Em discurso, Lula se empolga e faz forte promessa para a extrema-direita: ” Só se eu morrer”

O presidente Luiz Inácio Lula da Silva (PT) voltou a fazer um discurso em tom firme nesta sexta-feira (31), durante a convenção estadual do Partido dos Trabalhadores realizada no Ceará. Diante de apoiadores e lideranças da legenda, o petista afirmou que, enquanto estiver vivo, a extrema-direita não voltará a comandar o Brasil.
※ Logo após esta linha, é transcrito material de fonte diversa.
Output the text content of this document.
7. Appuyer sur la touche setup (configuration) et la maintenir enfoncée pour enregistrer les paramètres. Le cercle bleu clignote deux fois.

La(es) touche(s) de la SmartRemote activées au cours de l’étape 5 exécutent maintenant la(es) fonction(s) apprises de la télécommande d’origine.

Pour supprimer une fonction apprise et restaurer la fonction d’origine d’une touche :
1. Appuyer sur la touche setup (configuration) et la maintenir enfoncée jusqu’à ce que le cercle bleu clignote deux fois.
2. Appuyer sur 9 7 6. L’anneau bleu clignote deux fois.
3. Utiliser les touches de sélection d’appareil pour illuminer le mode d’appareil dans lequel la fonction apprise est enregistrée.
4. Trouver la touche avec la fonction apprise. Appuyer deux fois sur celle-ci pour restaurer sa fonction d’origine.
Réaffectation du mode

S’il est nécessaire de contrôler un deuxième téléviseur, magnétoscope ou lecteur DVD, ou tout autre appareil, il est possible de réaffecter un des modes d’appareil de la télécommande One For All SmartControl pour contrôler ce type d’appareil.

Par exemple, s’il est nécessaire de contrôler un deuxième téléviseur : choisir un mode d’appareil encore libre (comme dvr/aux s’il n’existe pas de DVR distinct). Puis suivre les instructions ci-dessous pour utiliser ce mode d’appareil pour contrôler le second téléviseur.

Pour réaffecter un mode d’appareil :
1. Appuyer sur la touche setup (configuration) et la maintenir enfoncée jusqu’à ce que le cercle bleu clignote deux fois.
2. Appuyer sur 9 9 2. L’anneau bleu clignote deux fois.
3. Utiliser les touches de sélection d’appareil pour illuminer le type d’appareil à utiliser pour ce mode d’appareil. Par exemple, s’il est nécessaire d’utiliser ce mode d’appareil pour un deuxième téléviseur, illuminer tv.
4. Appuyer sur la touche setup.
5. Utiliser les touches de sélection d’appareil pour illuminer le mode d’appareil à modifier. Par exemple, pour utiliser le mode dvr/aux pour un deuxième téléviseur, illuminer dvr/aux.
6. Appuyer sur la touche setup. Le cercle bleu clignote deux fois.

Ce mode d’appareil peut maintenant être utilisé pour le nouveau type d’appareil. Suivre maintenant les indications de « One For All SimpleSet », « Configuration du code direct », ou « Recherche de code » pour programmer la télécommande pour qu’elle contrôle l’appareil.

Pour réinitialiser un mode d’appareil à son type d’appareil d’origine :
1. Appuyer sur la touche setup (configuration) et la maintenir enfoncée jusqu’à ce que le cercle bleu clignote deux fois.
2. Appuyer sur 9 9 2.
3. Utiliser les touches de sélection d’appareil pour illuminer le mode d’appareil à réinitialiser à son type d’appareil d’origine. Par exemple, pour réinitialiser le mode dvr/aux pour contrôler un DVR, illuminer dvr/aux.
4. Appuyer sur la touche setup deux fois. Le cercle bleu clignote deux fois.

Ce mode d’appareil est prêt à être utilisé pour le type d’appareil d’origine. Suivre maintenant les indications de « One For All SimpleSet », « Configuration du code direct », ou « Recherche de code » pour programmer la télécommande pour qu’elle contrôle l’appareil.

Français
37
A declaração rapidamente repercutiu entre aliados e também nas redes sociais, onde o assunto ficou entre os mais comentados ao longo do dia.

Lula aproveitou o encontro para defender os projetos do governo e reforçar que pretende continuar investindo em áreas que considera essenciais, principalmente na educação. Segundo ele, um país só consegue crescer de verdade quando oferece oportunidades para sua população por meio do ensino. O presidente destacou que essa continua sendo uma das prioridades de sua gestão e afirmou que pretende ampliar programas voltados para estudantes e universidades.

Durante a fala, o chefe do Executivo também comentou sobre sua saúde. Em tom descontraído, disse que tem cuidado cada vez mais do próprio bem-estar para continuar desempenhando suas funções normalmente. O petista costuma mencionar esse assunto em eventos públicos, principalmente depois dos procedimentos médicos que enfrentou nos últimos anos.

Outro ponto que chamou atenção foi quando Lula falou sobre o cenário das eleições presidenciais de 2026. Sem demonstrar preocupação, ele minimizou as manifestações de apoio que o senador Flávio Bolsonaro (PL-RJ) vem recebendo de lideranças internacionais. Entre os nomes citados estão o presidente dos Estados Unidos, Donald Trump, e o presidente da Argentina, Javier Milei, ambos frequentemente associados a movimentos conservadores.

Ao comentar esse apoio, Lula afirmou que não se importa com a participação de políticos estrangeiros no debate sobre a política brasileira. Segundo ele, o futuro do país deve ser decidido apenas pelos brasileiros, sem qualquer influência externa.

“Enquanto eu viver, a extrema-direita não voltará a governar este país”, declarou o presidente diante do público presente. Logo depois, reforçou sua posição dizendo que qualquer liderança internacional pode apoiar quem desejar, mas garantiu que isso não mudará sua forma de enxergar o processo democrático brasileiro.

Na sequência, Lula citou diretamente Trump e Milei. Ele afirmou que, se ambos quiserem ajudar seus aliados políticos no Brasil, estão livres para fazer isso. No entanto, ressaltou que não pretende buscar apoio de governos estrangeiros e que sua confiança está voltada exclusivamente para a população brasileira.

Segundo o presidente, a única ajuda que realmente importa é aquela que vem do voto popular. Para ele, é o povo quem decide os rumos da democracia e quem define o futuro do país nas urnas. Lula afirmou ainda que continuará trabalhando para preservar as instituições democráticas e defender o resultado das eleições.

As declarações acontecem em um momento em que os partidos já começam a intensificar as articulações pensando na disputa presidencial de 2026. Apesar de ainda faltar um bom tempo para a campanha oficial, líderes políticos de diferentes grupos vêm aumentando suas agendas pelo país e buscando fortalecer suas bases eleitorais.

A fala de Lula também deve alimentar o debate político nas próximas semanas. Aliados consideram que o discurso reforça a defesa da democracia e da participação popular. Já integrantes da oposição criticaram o tom adotado pelo presidente e disseram que a disputa eleitoral deve ocorrer sem ataques aos adversários.

Com o cenário político cada vez mais movimentado, fica evidente que as eleições de 2026 já começam a ocupar espaço nas discussões nacionais. Enquanto isso, o governo segue tentando destacar suas ações administrativas, ao mesmo tempo em que a oposição trabalha para consolidar seus principais nomes para a próxima corrida ao Palácio do Planalto.